With her pipe dream of launching a bipartisan "independent 9/11-type commission" to investigate the circumstances surrounding the Jan. 6 riot at the U.S. Capitol foiled, Democratic House Speaker Nancy Pelosi (Calif.) is reportedly moving on to a "Plan B" that won't require Republican cooperation.
The House speaker is said to be making arrangements for an entirely partisan probe to unearth the secret influences that she believes led to the incident, which Democratic lawmakers view as an attempted insurrection and a domestic terror attack instigated by former President Donald Trump.
In the new plan, according to Politico, Pelosi aims to effectively cut Republican influence out of the process by "tapping three House committees, run by Democrats, to do their own probe of how a violent, pro-Trump mob managed to overwhelm police and terrorize legislators."
So much for bipartisanship. Though it should be noted Pelosi's draft proposal for the grand commission would have given Democrats a 7-4 majority on the investigatory panel, anyway. In addition to that, Republicans in Congress suspected from the start that any 9/11-style commission into the incident spearheaded by Democrats would quickly turn into a political witch hunt.
Republican Senate Minority Leader Mitch McConnell (Ky.) said as much last month when he threw cold water on the proposal, characterizing it as "partisan by design." He shot back at Pelosi by insisting that any "broader analysis of toxic political violence" must include a review of the Black Lives Matter riots that destroyed cities across the country last year.
According to Politico, even with talks stalled, Pelosi is still hopeful a commission can be formed and has recently circulated a "discussion draft" on the proposal to colleagues. But the House speaker is prepared to move on if no headway is made, the news outlet reported:
The speaker has made clear that her patience is not unlimited. And an aide indicated that the California Democrat is prepared to task the House Administration, Homeland Security and Appropriations committees with taking on the Jan. 6 inquiry if there are no bipartisan breakthroughs soon. The Appropriations panel has already gotten a head start, holding hearings on the Capitol Police budget that featured questions about the force's role in the response to the attack.

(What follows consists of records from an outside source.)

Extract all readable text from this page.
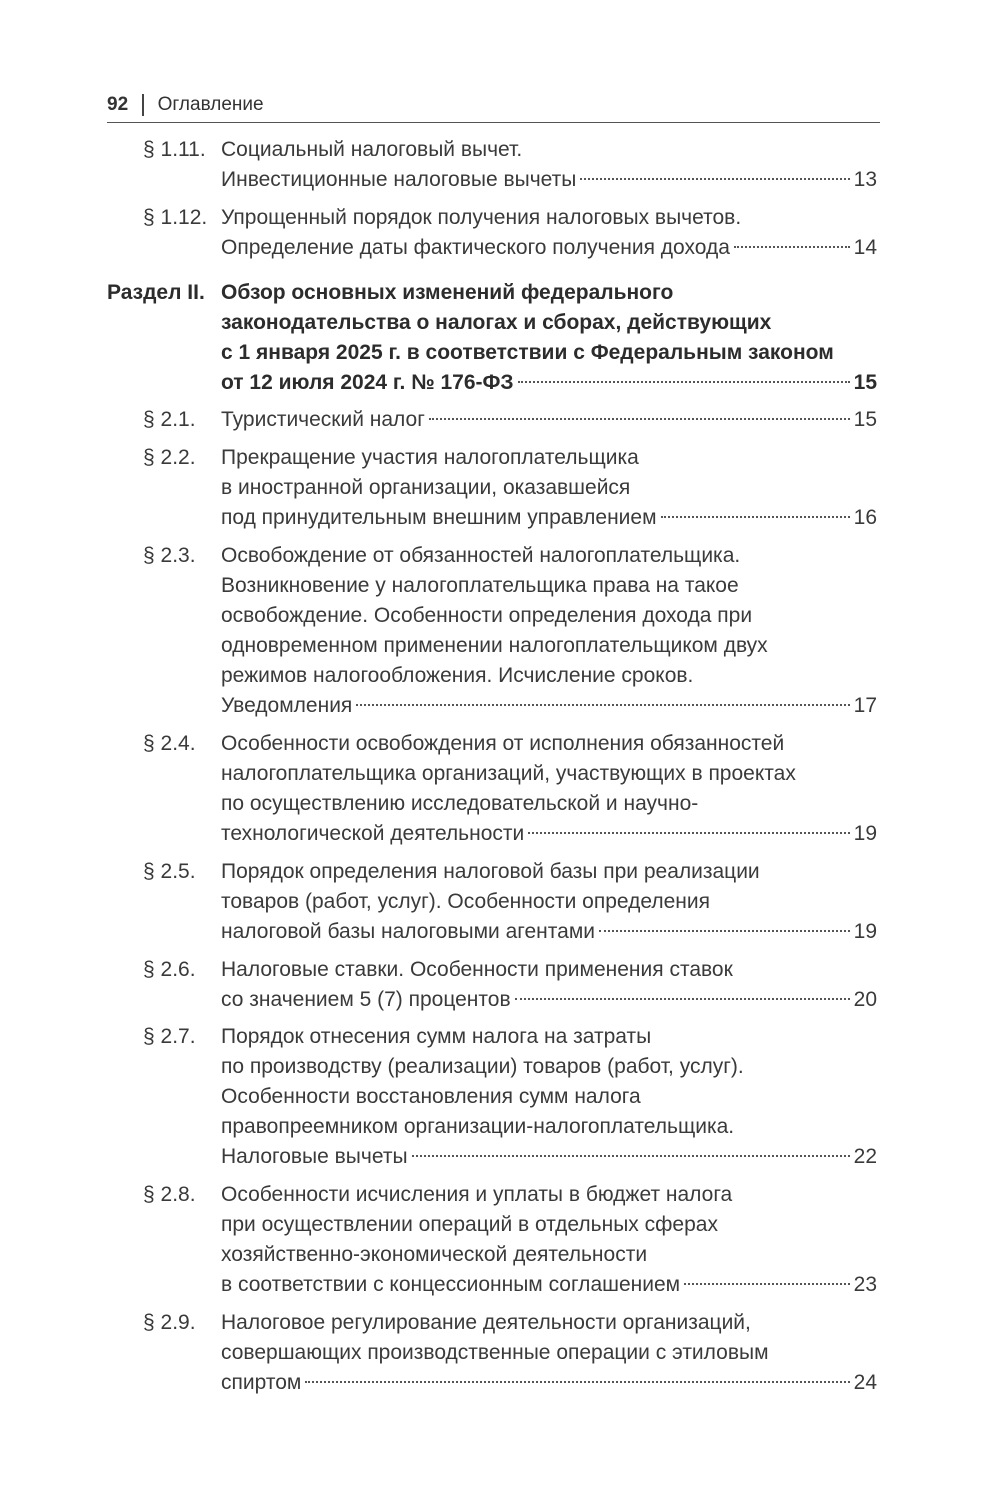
92 Оглавление
§ 1.11. Социальный налоговый вычет.
Инвестиционные налоговые вычеты	13
§ 1.12. Упрощенный порядок получения налоговых вычетов.
Определение даты фактического получения дохода	14
Раздел II. Обзор основных изменений федерального
законодательства о налогах и сборах, действующих
с 1 января 2025 г. в соответствии с Федеральным законом
от 12 июля 2024 г. № 176-ФЗ	15
§ 2.1. Туристический налог	15
§ 2.2. Прекращение участия налогоплательщика
в иностранной организации, оказавшейся
под принудительным внешним управлением	16
§ 2.3. Освобождение от обязанностей налогоплательщика.
Возникновение у налогоплательщика права на такое
освобождение. Особенности определения дохода при
одновременном применении налогоплательщиком двух
режимов налогообложения. Исчисление сроков.
Уведомления	17
§ 2.4. Особенности освобождения от исполнения обязанностей
налогоплательщика организаций, участвующих в проектах
по осуществлению исследовательской и научно-
технологической деятельности	19
§ 2.5. Порядок определения налоговой базы при реализации
товаров (работ, услуг). Особенности определения
налоговой базы налоговыми агентами	19
§ 2.6. Налоговые ставки. Особенности применения ставок
со значением 5 (7) процентов	20
§ 2.7. Порядок отнесения сумм налога на затраты
по производству (реализации) товаров (работ, услуг).
Особенности восстановления сумм налога
правопреемником организации-налогоплательщика.
Налоговые вычеты	22
§ 2.8. Особенности исчисления и уплаты в бюджет налога
при осуществлении операций в отдельных сферах
хозяйственно-экономической деятельности
в соответствии с концессионным соглашением	23
§ 2.9. Налоговое регулирование деятельности организаций,
совершающих производственные операции с этиловым
спиртом	24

It's worth wondering whether Pelosi's partisan "Plan B" was her "Plan A" all along, given that the chances of a bipartisan commission being formed were always quite low.
After all, the House speaker's inclinations about what, or who, spurred on the attack would never have been embraced by Republicans in Congress. In a podcast conversation shortly after the riot, Pelosi and failed 2016 Democratic presidential candidate Hillary Clinton floated a conspiracy theory that Trump and Russian President Vladimir Putin worked together to plan the attack.